Surface resistivity: Injection molding machine (manufactured by Sumitomo Heavy Industries, SH100, mold clamping force 100T), resin temperature (measured temperature of purge resin): 300 ° C, mold temperature: 80 ° C, mold: vertical 100mm, horizontal A molded product obtained by injection molding under the conditions of 100 mm and thickness 2 mm was measured with a resistivity meter (manufactured by Advantest Co., Ltd .: R8340 digital ultrahigh resistance / microammeter and R12704 resiliency chamber). . The measurement was performed on three samples, and the average value was defined as the surface resistivity. The surface resistivity is displayed in units of “Ω / □”.

<Chalk resistance>
Using an injection molding machine (manufactured by Sumitomo Heavy Industries, SH100, clamping force 100T), resin temperature (measured temperature of purge resin): 300 ° C., mold temperature: 80 ° C., mold: vertical 100 mm, horizontal A molded article having a thickness of 100 mm and a thickness of 2 mm was injection-molded, and the obtained injection-molded article was visually observed for the color of the paper surface when the edge portion was rubbed against white paper. ”And“ ×: Defect ”.

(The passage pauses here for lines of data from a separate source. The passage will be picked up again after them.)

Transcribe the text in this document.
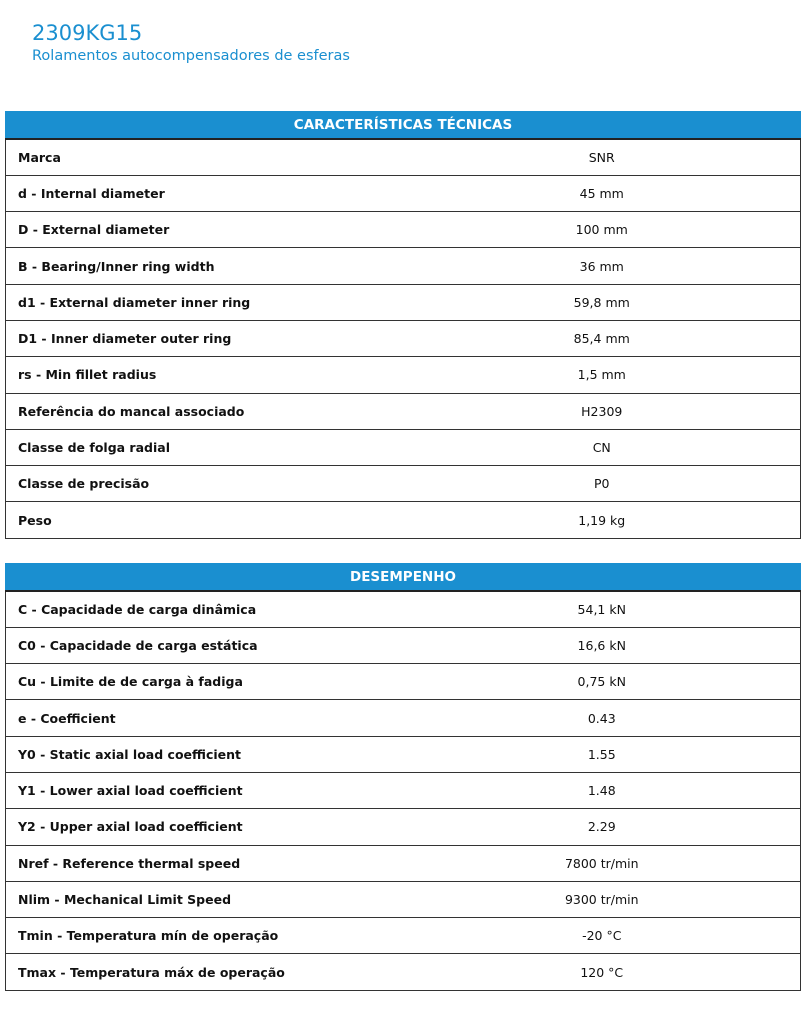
2309KG15

Rolamentos autocompensadores de esferas

CARACTERÍSTICAS TÉCNICAS	
Marca	SNR
d - Internal diameter	45 mm
D - External diameter	100 mm
B - Bearing/Inner ring width	36 mm
d1 - External diameter inner ring	59,8 mm
D1 - Inner diameter outer ring	85,4 mm
rs - Min fillet radius	1,5 mm
Referência do mancal associado	H2309
Classe de folga radial	CN
Classe de precisão	P0
Peso	1,19 kg
DESEMPENHO	
C - Capacidade de carga dinâmica	54,1 kN
C0 - Capacidade de carga estática	16,6 kN
Cu - Limite de de carga à fadiga	0,75 kN
e - Coefficient	0.43
Y0 - Static axial load coefficient	1.55
Y1 - Lower axial load coefficient	1.48
Y2 - Upper axial load coefficient	2.29
Nref - Reference thermal speed	7800 tr/min
Nlim - Mechanical Limit Speed	9300 tr/min
Tmin - Temperatura mín de operação	-20 °C
Tmax - Temperatura máx de operação	120 °C
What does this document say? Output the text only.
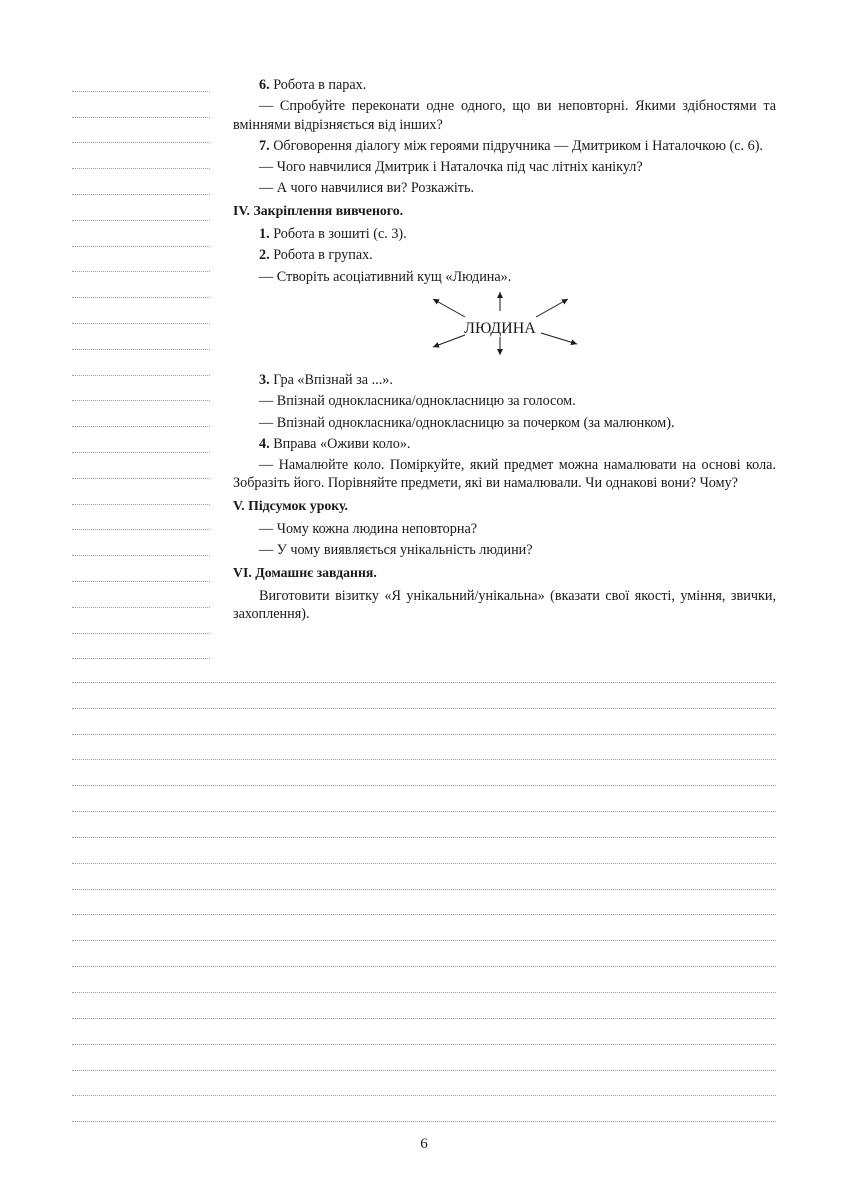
6. Робота в парах.

— Спробуйте переконати одне одного, що ви неповторні. Якими здібностями та вміннями відрізняється від інших?

7. Обговорення діалогу між героями підручника — Дмитриком і Наталочкою (с. 6).

— Чого навчилися Дмитрик і Наталочка під час літніх канікул?

— А чого навчилися ви? Розкажіть.

IV. Закріплення вивченого.

1. Робота в зошиті (с. 3).

2. Робота в групах.

— Створіть асоціативний кущ «Людина».

ЛЮДИНА

3. Гра «Впізнай за ...».

— Впізнай однокласника/однокласницю за голосом.

— Впізнай однокласника/однокласницю за почерком (за малюнком).

4. Вправа «Оживи коло».

— Намалюйте коло. Поміркуйте, який предмет можна намалювати на основі кола. Зобразіть його. Порівняйте предмети, які ви намалювали. Чи однакові вони? Чому?

V. Підсумок уроку.

— Чому кожна людина неповторна?

— У чому виявляється унікальність людини?

VI. Домашнє завдання.

Виготовити візитку «Я унікальний/унікальна» (вказати свої якості, уміння, звички, захоплення).

6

  From Table 1, the resin composition of the present invention is excellent in thermal conductivity and insulation, and in particular, by blending (C) an insulating filler together with (B) graphite, the thermal conductivity can be further improved. I understand. Moreover, it turns out that it is more preferable to use glass flakes rather than glass fiber as an insulating filler especially in terms of improving thermal conductivity.

Claims (7)

(A) 20% by mass to 85% by mass of a thermoplastic resin, (B) 5% by mass to 30% by mass of plate-like graphite having an apparent density of 0.16 g / cm ³ or more, and (C) electric insulation. A high thermal conductive resin composition comprising 10% by mass or more and 60% by mass or less of a filler (hereinafter referred to as “insulating filler”).   2. The relationship between (B) graphite content B and (C) insulating filler content C is expressed by C = aB, wherein a is 1 or more and 2 or less. The high thermal conductive resin composition as described in 1.   (B) When the relationship between the average particle diameter R1 of graphite and the average particle diameter R2 of (C) the insulating filler is represented by R2 = bR1, b is 0.1 or more and less than 15. The high thermal conductive resin composition according to claim 1 or 2.   (C) The highly insulating resin composition according to any one of claims 1 to 3, wherein the insulating filler is a plate-like filler.   (C) Insulating filler is glass flakes, The highly heat conductive resin composition of Claim 4 characterized by the above-mentioned.   (A) Thermoplastic resin contains polycarbonate-type resin, The highly heat conductive resin composition in any one of Claim 1 thru | or 5 characterized by the above-mentioned.   A high thermal conductive resin molded product obtained by molding the high thermal conductive resin composition according to claim 1.